Whereas under normal circumstances remote working may have positive effects on employee mental health – a Fundera study found that 81% of those who work remotely on a regular basis are less stressed, businesses who offer the perk see 40% less annual turnover in staff and in most cases, productivity actually increases – this is not necessarily the case under current circumstances.
A recent Gallup study found that 57% of businesses are now allowing staff to work from home, yet another independent study by Blind found that 57% of fully remote professionals fear being made redundant – a fear that is growing amongst the general population whilst 40.6% are worried that remote working will take six to 12 months before they have the option of returning to the office. A worrying 52% report feeling more lonely when working from home.
As a result, the onus is on business leaders to support their teams as much as possible, and ensure that wellbeing is facilitated as much as possible. But how can leaders do this? Whilst delivering clarity wherever possible is essential to all workers in this difficult time, promoting the following measures will help.
Create a routine
Obviously the biggest impact of remote working is the dramatically different schedule you’ll have to follow. Making a success of this means installing structure, creating a schedule that works for you and sticking to it. This should include a general plan for each day with a to-do list, allocated break and lunchtimes and a predetermined start and end of the day. Without this structure, it’s easy to become aimless and unproductive, which will have a drastic impact on mental health.
The Government is currently imploring workers to stay indoors as much as possible and only leave the house for essential purchases such as food shopping and one piece of exercise per day. On this new schedule, it’s easy to slip into a sedentary routine.

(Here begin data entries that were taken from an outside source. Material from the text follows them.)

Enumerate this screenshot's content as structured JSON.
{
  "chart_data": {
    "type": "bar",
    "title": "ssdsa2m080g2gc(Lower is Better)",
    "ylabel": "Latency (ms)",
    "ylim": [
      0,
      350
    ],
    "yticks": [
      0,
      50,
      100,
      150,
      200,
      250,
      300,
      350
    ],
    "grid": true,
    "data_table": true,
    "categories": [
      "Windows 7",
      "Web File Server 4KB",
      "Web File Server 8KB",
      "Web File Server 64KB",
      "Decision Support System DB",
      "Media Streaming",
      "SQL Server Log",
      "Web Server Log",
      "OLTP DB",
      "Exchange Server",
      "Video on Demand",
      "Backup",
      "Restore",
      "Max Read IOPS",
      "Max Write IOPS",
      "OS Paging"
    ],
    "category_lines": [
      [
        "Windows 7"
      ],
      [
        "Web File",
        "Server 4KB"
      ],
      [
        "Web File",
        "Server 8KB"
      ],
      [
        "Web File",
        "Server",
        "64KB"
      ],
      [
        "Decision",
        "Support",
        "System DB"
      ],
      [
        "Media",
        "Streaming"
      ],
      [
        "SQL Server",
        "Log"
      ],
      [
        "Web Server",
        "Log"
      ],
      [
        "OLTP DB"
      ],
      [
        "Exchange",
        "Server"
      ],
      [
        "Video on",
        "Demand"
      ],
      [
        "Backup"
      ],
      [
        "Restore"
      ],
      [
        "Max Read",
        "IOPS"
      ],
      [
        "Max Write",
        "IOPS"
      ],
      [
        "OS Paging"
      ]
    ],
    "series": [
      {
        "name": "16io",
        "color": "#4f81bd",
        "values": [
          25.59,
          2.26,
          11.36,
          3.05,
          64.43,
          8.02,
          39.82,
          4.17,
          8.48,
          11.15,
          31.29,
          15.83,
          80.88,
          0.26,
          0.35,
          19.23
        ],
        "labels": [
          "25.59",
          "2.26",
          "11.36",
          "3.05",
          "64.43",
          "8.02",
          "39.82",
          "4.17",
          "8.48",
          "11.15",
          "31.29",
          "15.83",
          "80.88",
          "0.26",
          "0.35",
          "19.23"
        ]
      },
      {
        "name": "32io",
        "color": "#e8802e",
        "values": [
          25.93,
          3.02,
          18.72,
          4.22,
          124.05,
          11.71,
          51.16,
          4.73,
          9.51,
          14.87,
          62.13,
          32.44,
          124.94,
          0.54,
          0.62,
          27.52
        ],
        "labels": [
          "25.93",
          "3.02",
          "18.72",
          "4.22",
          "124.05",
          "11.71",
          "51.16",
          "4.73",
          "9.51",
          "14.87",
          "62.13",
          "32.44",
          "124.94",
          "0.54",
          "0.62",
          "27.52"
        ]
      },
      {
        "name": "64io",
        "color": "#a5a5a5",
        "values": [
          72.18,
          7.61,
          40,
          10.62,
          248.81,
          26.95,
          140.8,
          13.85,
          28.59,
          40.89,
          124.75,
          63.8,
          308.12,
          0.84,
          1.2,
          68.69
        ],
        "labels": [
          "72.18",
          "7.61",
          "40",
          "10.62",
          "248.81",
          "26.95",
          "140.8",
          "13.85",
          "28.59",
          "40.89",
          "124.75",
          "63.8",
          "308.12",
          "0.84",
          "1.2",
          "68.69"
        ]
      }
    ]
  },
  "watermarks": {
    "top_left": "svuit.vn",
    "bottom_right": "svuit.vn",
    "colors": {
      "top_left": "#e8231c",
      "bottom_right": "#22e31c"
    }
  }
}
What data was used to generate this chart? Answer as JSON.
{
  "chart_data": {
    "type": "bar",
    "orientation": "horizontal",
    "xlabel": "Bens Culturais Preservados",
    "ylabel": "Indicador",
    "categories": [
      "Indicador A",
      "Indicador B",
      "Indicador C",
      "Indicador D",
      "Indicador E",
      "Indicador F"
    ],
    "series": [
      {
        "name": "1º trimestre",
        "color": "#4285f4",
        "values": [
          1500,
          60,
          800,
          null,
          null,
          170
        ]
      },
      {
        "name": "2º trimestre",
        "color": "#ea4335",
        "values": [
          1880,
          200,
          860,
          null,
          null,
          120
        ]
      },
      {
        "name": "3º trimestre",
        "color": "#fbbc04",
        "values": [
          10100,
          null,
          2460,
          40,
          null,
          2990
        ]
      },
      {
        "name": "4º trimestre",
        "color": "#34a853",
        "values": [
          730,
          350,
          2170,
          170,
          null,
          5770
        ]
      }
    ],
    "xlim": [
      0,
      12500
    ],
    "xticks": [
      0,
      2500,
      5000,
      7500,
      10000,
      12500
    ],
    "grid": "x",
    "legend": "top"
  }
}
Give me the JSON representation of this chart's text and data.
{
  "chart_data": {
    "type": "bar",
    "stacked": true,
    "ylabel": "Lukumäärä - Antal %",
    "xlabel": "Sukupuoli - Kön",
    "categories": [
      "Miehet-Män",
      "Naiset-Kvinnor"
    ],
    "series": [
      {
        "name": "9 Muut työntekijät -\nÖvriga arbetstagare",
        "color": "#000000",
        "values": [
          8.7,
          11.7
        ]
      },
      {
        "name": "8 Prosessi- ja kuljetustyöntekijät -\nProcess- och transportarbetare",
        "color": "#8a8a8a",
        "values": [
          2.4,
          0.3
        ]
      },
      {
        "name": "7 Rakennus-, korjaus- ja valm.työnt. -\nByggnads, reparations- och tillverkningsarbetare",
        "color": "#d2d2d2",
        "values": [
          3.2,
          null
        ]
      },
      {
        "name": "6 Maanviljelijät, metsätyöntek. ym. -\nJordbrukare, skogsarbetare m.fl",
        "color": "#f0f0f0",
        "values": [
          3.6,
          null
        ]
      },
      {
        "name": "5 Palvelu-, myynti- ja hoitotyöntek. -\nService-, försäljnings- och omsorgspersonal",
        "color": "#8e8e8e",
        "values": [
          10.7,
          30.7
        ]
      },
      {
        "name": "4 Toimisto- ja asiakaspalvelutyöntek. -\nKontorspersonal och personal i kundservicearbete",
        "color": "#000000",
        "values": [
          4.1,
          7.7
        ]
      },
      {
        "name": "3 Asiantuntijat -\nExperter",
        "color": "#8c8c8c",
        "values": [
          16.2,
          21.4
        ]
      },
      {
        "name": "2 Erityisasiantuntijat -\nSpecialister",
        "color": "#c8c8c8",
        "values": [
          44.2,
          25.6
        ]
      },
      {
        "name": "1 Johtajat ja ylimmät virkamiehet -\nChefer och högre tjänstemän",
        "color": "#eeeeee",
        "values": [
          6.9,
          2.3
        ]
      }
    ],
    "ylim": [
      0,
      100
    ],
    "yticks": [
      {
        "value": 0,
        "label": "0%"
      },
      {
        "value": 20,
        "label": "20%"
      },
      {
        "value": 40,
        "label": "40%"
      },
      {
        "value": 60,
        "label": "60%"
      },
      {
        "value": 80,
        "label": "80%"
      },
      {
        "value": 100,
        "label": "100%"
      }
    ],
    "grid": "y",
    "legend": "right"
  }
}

However, this is terrible both for your physical and mental health. Unless expressly told not to due to a pre-existing condition, take the time in your day to go for a walk or a run, and devise ways of getting healthy exercise within your own home.
Don’t become news-obsessed
Yes, keeping abreast of the latest developments in the pandemic is important, but it only takes one or two brief scans of a news site to find out what you need to know. Outside of this, refrain from slipping into a routine of constantly checking for updates. So long as you’re following Government guidelines, you don’t need to know every minute detail – and flooding your brain with negative information is terrible for your wellbeing.
Whilst it’s impossible to physically chat to or meet with your colleagues, this doesn’t mean communication has to drop. Ensure that part of your daily structure is dedicated to keeping in touch with peers, your teams or your superiors. Checking in will alleviate performance anxiety and ensure that you’re kept in the loop on all important business. Tools such as Zoom, Microsoft Teams and Slack all have effective video conferencing tools, along with instant messaging systems.
Don’t stress about productivity
The pressure to over-preform in this troubling and uncertain time is overwhelming. The culture of sites such as Linkedin perpetuates a message that to be successful, you must be working on bettering yourself and churning out work to be succeeding. This is not the case at all. Take time for yourself. Honour your work hours and don’t be afraid to be inactive and recharge sometimes. Yes, having creative outlets outside of work is beneficial, but this doesn’t have to take up all of your waking hours. Sometimes, when you’re anxious, taking time to watch TV or simply sit in silence and unwind is just as important.